During my second year of studies I got a task to design an electric instrument and after I fulfilled it my professor noticed shapes that rather were intrinsic to cars so he suggested I picture a car. This period in my life was marked by the launched interest to transportation design.
As early as during my studying in Kiev I began thinking about future – several times I applied for School of Design in Turin but I was rejected for various reasons. Later I was invited to Art. Lebedev Studion in Moscow. It was a great opportunity to prove my worth in real-life conditions. I got back to only get started with my diploma paper – and it was then when Italians addressed me and invited to take part in a competition on a certain given topic. Needless to say, creating the paper hastily, I had no time for other projects so I simply sent them a part of my diploma work. Based on it, they estimated my potential and invited me for free education. I moved in a month after diploma defense.
Motivation is how deep you realize that you live your only life.
You need to understand that topics in all kinds of competitions are more often than not merely guidelines for contestants not to get lost while completing a task. You need to learn how to read between the lines and be ready to present something that at first glance seems is outside the framework of a selection but presents your talent instead. In Italy they requested a car project and I sent them a space ship, for instance.
In my life things are like this: the more I get rejected, the harder I make efforts to prove the opposite. When I failed to get admitted to School of Design in Turin, or all in all my plans didn’t coincide with my abilities, I used to recall the story of Yuriy Nikulin – after his first audition he was said that ‘with such a face he should only work in circus’. It resulted in him becoming a clown who won hearts nation-wide and also in him playing many successful roles in movies.
In Italy I was the only student in my group who studied for free. Should I have failed to get a certain amount of credits, I risked losing subsidy so I had to stick to a declared level and be some sort of role model for the others. I had neither time nor money left to travel – parents in Ukraine worked hammer and tongs to support me. I travelled around the country after graduation, when I started working for Škoda.

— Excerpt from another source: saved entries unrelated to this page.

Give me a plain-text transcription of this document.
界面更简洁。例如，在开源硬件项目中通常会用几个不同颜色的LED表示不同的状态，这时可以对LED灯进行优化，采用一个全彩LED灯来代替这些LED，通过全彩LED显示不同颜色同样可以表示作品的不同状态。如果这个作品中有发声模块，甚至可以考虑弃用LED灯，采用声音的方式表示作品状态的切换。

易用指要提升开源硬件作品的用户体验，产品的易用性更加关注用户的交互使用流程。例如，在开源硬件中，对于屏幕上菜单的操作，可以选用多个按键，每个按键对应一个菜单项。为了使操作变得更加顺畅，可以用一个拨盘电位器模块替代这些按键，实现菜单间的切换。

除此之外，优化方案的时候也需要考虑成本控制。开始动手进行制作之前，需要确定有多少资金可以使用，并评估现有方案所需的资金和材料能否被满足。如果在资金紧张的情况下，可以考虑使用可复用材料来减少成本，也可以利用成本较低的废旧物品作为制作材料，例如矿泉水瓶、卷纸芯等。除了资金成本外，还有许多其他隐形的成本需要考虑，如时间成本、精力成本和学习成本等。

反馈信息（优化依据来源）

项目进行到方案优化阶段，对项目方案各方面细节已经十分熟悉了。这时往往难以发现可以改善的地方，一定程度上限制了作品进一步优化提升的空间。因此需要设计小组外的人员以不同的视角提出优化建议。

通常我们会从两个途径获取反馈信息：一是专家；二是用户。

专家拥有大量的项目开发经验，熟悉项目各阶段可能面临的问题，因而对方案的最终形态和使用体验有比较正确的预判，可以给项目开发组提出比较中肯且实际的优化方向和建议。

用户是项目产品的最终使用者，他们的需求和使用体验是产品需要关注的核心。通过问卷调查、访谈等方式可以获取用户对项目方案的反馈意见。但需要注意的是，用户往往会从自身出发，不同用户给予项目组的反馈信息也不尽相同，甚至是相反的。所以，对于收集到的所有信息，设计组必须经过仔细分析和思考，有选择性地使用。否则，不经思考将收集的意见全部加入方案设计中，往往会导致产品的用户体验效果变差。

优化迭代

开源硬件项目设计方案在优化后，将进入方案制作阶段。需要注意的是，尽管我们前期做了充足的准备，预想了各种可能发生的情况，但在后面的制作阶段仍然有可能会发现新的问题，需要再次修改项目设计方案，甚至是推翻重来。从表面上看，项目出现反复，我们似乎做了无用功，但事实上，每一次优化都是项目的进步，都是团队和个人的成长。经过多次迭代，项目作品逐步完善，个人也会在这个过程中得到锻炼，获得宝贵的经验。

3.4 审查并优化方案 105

I got offers from Mercedes and Škoda at the same time. Why I picked modest Czechs? They offered me a job while Germans invited for a status of a trainee with theoretical employment. By the time I knew, how designer bureaus worked: there were 5-6 talented students per position that allowed large companies hire new young designer every six months for a small payment and take advantage of their ideas.
When it comes to automobile design, beauty is a disputable issue. Every professional has tastes of his own that developed in fine specialized schools. We were explained what was beautiful and what wasn’t with examples of authors recognized in time.
Unfortunately, few people know that many Ukrainian guys, some are good friends of mine, work at DACIA_RENAULT in Bucharest, at Honda in Japan as well as at Alfa-Romeo and Pininfarina in Turin. Each of us motivates others in a certain way.
However weird it may sound, best way to have rest for me is to draw. When I worked at Škoda and was engaged with sedans, I used to draw supercars on weekends. As soon as I got to work with supercars – I started drawing something else in my leisure time to get my mind off automobiles. Nevertheless, I draw all the time.
Is there life after McLaren? In the world of car design it is hard to imagine but I hope there is. Anyway, I have a lot of plans for future. I may change my line of work and take to creating clothes. I would willingly work with a fashion house.